Two stories posted yesterday shed some much-needed light on the goings-on at the Pentagon as the Bush administration winds down.
Joint Staff officials are beginning a sweeping review of combatant command and service priorities that could lay the groundwork for the next administration’s decisions early next year on everything from Afghanistan to weapons of mass destruction, according to defense officials.
The analysis is part of the military’s second “comprehensive joint assessment,” a little-known process piloted last fall. As part of this year’s iteration, military leaders in June asked the combatant commanders and service leaders to compile a list of resource priorities, concept-development and experimentation plans, and assessments of the security environment in their areas of responsibility.

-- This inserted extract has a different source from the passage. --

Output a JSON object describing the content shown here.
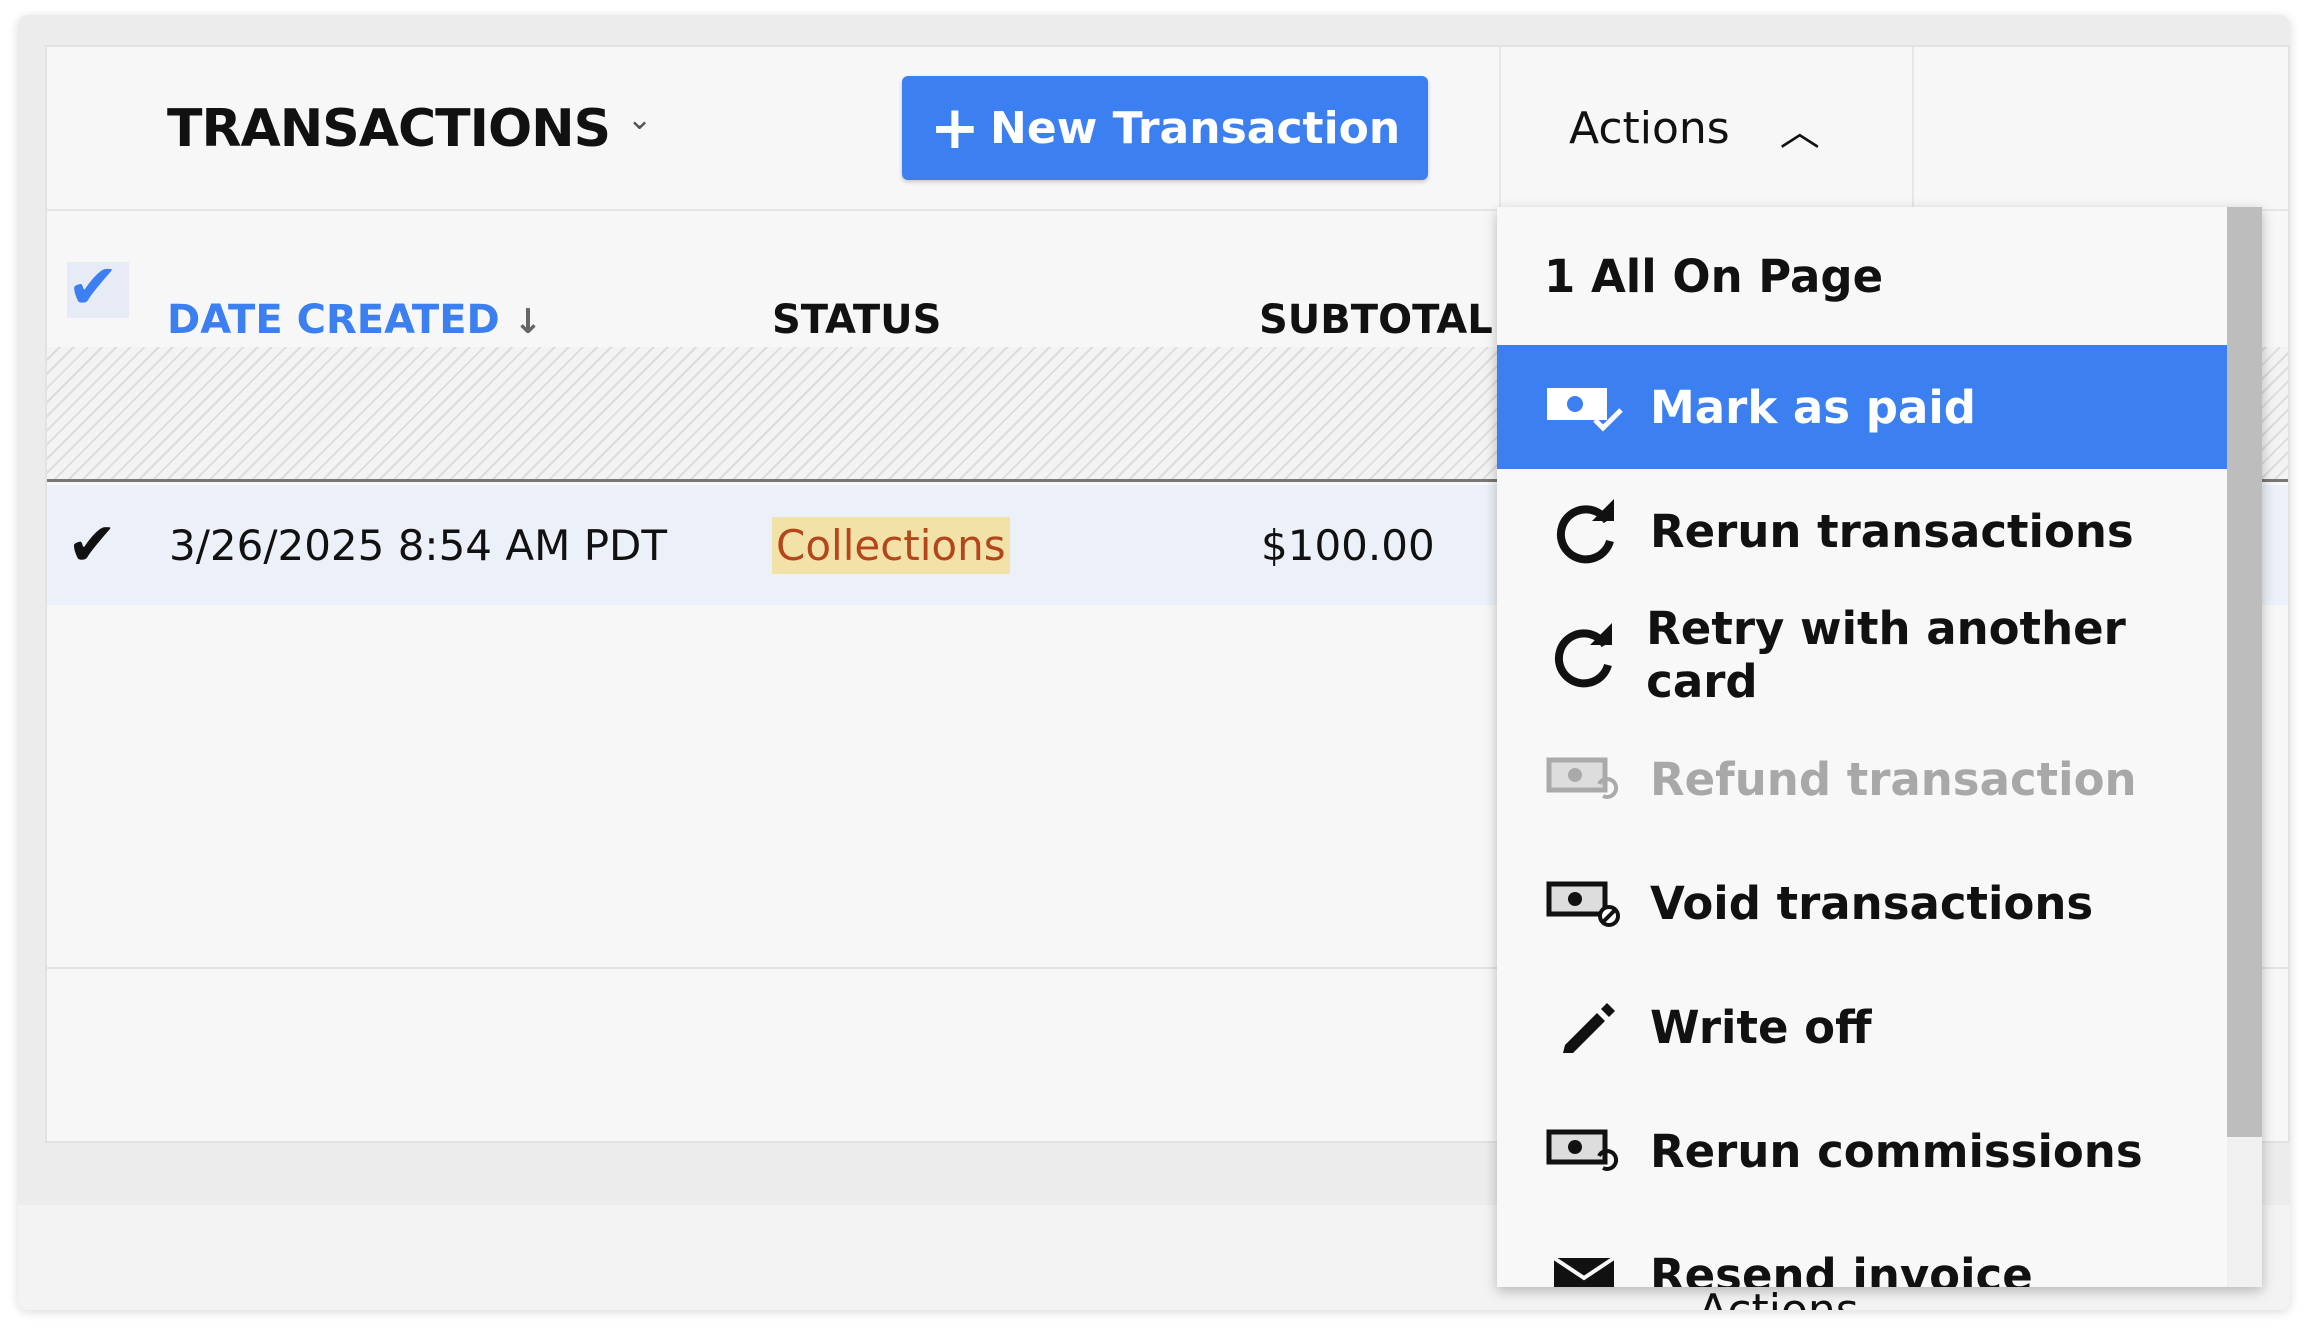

In response to the data call, the combatant commanders crafted lists of “warfighter challenges” specific to their regions, describing where they want to see increased investment, according to a defense official.
Joint Staff officials now are beginning to comb through the heaps of data, trying to determine trends, we’re told.
This year marks the second time the military establishment is conducting an annual comprehensive joint assessment. The drill will be soon be codified in the upcoming CJCS directive 3100.01B, which governs the Joint Strategic Planning System.
Officials said the timing of the exercise is opportune, as it is expected to flesh out a comprehensive portrayal of all happenings at the COCOMs just when a new president-elect weighs his first defense-related moves.
Cynics could argue the CJA, like many other Pentagon plans and strategies drawn up toward the end of the Bush era, is doomed to have a limited shelf life.
But, officials say, the review is the product of a supposedly apolitical military caste whose advice has merit regardless of who moves into the White House.
The other story of note concerns the transition to that next administration -- and efforts to figure out which issues, according to the current leadership, should matter most to the next:
The Pentagon's top brass are homing in on about 10 issues identified this summer as crucial matters for the next president and his Defense Department transition team to address as they take the reins of the U.S. military bureaucracy early next year, according to Pentagon officials.
Nearly all of the top issues are classified secret, and most deal with geopolitical challenges, these officials say. They are part of a wider package of 90 briefings detailing issues of lesser import that are expected be of interest to an incoming administration.
“They deal with issues such as sustaining the fight and making the appropriate fiscal decisions at the right time,” said one Pentagon official who has seen the briefings. “It’s not a wish list.”
The story adds important details on the work of the Chairman's New Administration Transition Team, led by this general.